An economy built on extraction migration also drains Americans’ political clout over elites, alienates young people, and radicalizes Americans’ democratic civic culture because it allows wealthy elites to ignore despairing Americans at the bottom of society.

The economic policy is backed by progressives who wish to transform the U.S. from a society governed by European-origin civic culture into a progressive-directed empire of competitive, resentful identity groups. “We’re trying to become the first multiracial, multi-ethnic superpower in the world,” Rep. Rohit Khanna (D-CA) told the New York Times in March 2022. “It will be an extraordinary achievement … we will ultimately triumph,” he boasted.

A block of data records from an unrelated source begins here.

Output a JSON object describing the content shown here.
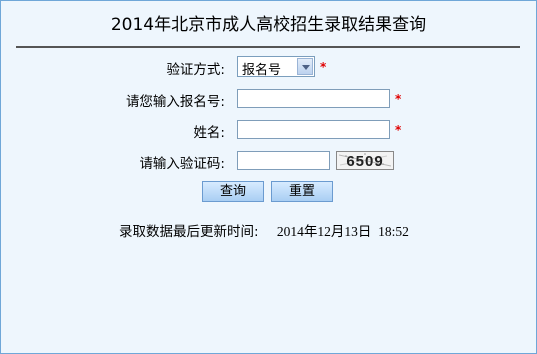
{
  "title": "2014年北京市成人高校招生录取结果查询",
  "form": {
    "method_label": "验证方式:",
    "method_value": "报名号",
    "reg_label": "请您输入报名号:",
    "reg_value": "",
    "name_label": "姓名:",
    "name_value": "",
    "code_label": "请输入验证码:",
    "code_value": "",
    "captcha_text": "6509",
    "required_mark": "*"
  },
  "buttons": {
    "query": "查询",
    "reset": "重置"
  },
  "update": {
    "label": "录取数据最后更新时间:",
    "time": "2014年12月13日  18:52"
  },
  "colors": {
    "panel_border": "#6fa7d8",
    "panel_bg": "#eef6fd",
    "required": "#e00000"
  }
}
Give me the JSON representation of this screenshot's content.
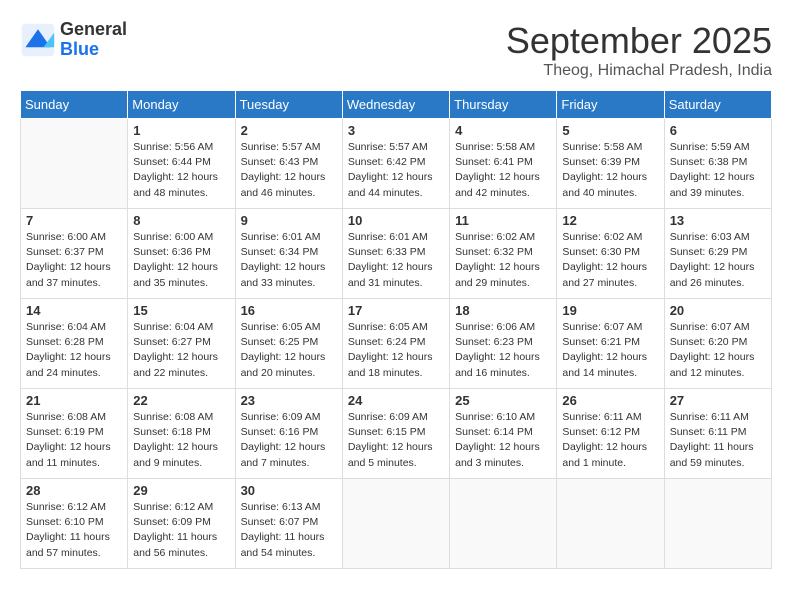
{
  "header": {
    "logo_general": "General",
    "logo_blue": "Blue",
    "month_title": "September 2025",
    "subtitle": "Theog, Himachal Pradesh, India"
  },
  "days_of_week": [
    "Sunday",
    "Monday",
    "Tuesday",
    "Wednesday",
    "Thursday",
    "Friday",
    "Saturday"
  ],
  "weeks": [
    [
      {
        "day": "",
        "info": ""
      },
      {
        "day": "1",
        "info": "Sunrise: 5:56 AM\nSunset: 6:44 PM\nDaylight: 12 hours\nand 48 minutes."
      },
      {
        "day": "2",
        "info": "Sunrise: 5:57 AM\nSunset: 6:43 PM\nDaylight: 12 hours\nand 46 minutes."
      },
      {
        "day": "3",
        "info": "Sunrise: 5:57 AM\nSunset: 6:42 PM\nDaylight: 12 hours\nand 44 minutes."
      },
      {
        "day": "4",
        "info": "Sunrise: 5:58 AM\nSunset: 6:41 PM\nDaylight: 12 hours\nand 42 minutes."
      },
      {
        "day": "5",
        "info": "Sunrise: 5:58 AM\nSunset: 6:39 PM\nDaylight: 12 hours\nand 40 minutes."
      },
      {
        "day": "6",
        "info": "Sunrise: 5:59 AM\nSunset: 6:38 PM\nDaylight: 12 hours\nand 39 minutes."
      }
    ],
    [
      {
        "day": "7",
        "info": "Sunrise: 6:00 AM\nSunset: 6:37 PM\nDaylight: 12 hours\nand 37 minutes."
      },
      {
        "day": "8",
        "info": "Sunrise: 6:00 AM\nSunset: 6:36 PM\nDaylight: 12 hours\nand 35 minutes."
      },
      {
        "day": "9",
        "info": "Sunrise: 6:01 AM\nSunset: 6:34 PM\nDaylight: 12 hours\nand 33 minutes."
      },
      {
        "day": "10",
        "info": "Sunrise: 6:01 AM\nSunset: 6:33 PM\nDaylight: 12 hours\nand 31 minutes."
      },
      {
        "day": "11",
        "info": "Sunrise: 6:02 AM\nSunset: 6:32 PM\nDaylight: 12 hours\nand 29 minutes."
      },
      {
        "day": "12",
        "info": "Sunrise: 6:02 AM\nSunset: 6:30 PM\nDaylight: 12 hours\nand 27 minutes."
      },
      {
        "day": "13",
        "info": "Sunrise: 6:03 AM\nSunset: 6:29 PM\nDaylight: 12 hours\nand 26 minutes."
      }
    ],
    [
      {
        "day": "14",
        "info": "Sunrise: 6:04 AM\nSunset: 6:28 PM\nDaylight: 12 hours\nand 24 minutes."
      },
      {
        "day": "15",
        "info": "Sunrise: 6:04 AM\nSunset: 6:27 PM\nDaylight: 12 hours\nand 22 minutes."
      },
      {
        "day": "16",
        "info": "Sunrise: 6:05 AM\nSunset: 6:25 PM\nDaylight: 12 hours\nand 20 minutes."
      },
      {
        "day": "17",
        "info": "Sunrise: 6:05 AM\nSunset: 6:24 PM\nDaylight: 12 hours\nand 18 minutes."
      },
      {
        "day": "18",
        "info": "Sunrise: 6:06 AM\nSunset: 6:23 PM\nDaylight: 12 hours\nand 16 minutes."
      },
      {
        "day": "19",
        "info": "Sunrise: 6:07 AM\nSunset: 6:21 PM\nDaylight: 12 hours\nand 14 minutes."
      },
      {
        "day": "20",
        "info": "Sunrise: 6:07 AM\nSunset: 6:20 PM\nDaylight: 12 hours\nand 12 minutes."
      }
    ],
    [
      {
        "day": "21",
        "info": "Sunrise: 6:08 AM\nSunset: 6:19 PM\nDaylight: 12 hours\nand 11 minutes."
      },
      {
        "day": "22",
        "info": "Sunrise: 6:08 AM\nSunset: 6:18 PM\nDaylight: 12 hours\nand 9 minutes."
      },
      {
        "day": "23",
        "info": "Sunrise: 6:09 AM\nSunset: 6:16 PM\nDaylight: 12 hours\nand 7 minutes."
      },
      {
        "day": "24",
        "info": "Sunrise: 6:09 AM\nSunset: 6:15 PM\nDaylight: 12 hours\nand 5 minutes."
      },
      {
        "day": "25",
        "info": "Sunrise: 6:10 AM\nSunset: 6:14 PM\nDaylight: 12 hours\nand 3 minutes."
      },
      {
        "day": "26",
        "info": "Sunrise: 6:11 AM\nSunset: 6:12 PM\nDaylight: 12 hours\nand 1 minute."
      },
      {
        "day": "27",
        "info": "Sunrise: 6:11 AM\nSunset: 6:11 PM\nDaylight: 11 hours\nand 59 minutes."
      }
    ],
    [
      {
        "day": "28",
        "info": "Sunrise: 6:12 AM\nSunset: 6:10 PM\nDaylight: 11 hours\nand 57 minutes."
      },
      {
        "day": "29",
        "info": "Sunrise: 6:12 AM\nSunset: 6:09 PM\nDaylight: 11 hours\nand 56 minutes."
      },
      {
        "day": "30",
        "info": "Sunrise: 6:13 AM\nSunset: 6:07 PM\nDaylight: 11 hours\nand 54 minutes."
      },
      {
        "day": "",
        "info": ""
      },
      {
        "day": "",
        "info": ""
      },
      {
        "day": "",
        "info": ""
      },
      {
        "day": "",
        "info": ""
      }
    ]
  ]
}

 The progressives’ colonialism-like economic strategy kills many migrants. It exploits the poverty of migrants and splits foreign families as it extracts human resources from poor home countries to serve wealthy U.S. investors. This migration policy also minimizes shareholder pressure on U.S. companies to build up beneficial and complementary trade with people in poor countries.

Business-backed migration advocates hide this Extraction Migration economic policy behind a wide variety of noble-sounding explanations and theatrical border security programs. For example, progressives claim that the U.S. is a “Nation of Immigrants,” that migration is good for migrants, and that the state must renew itself by replacing populations.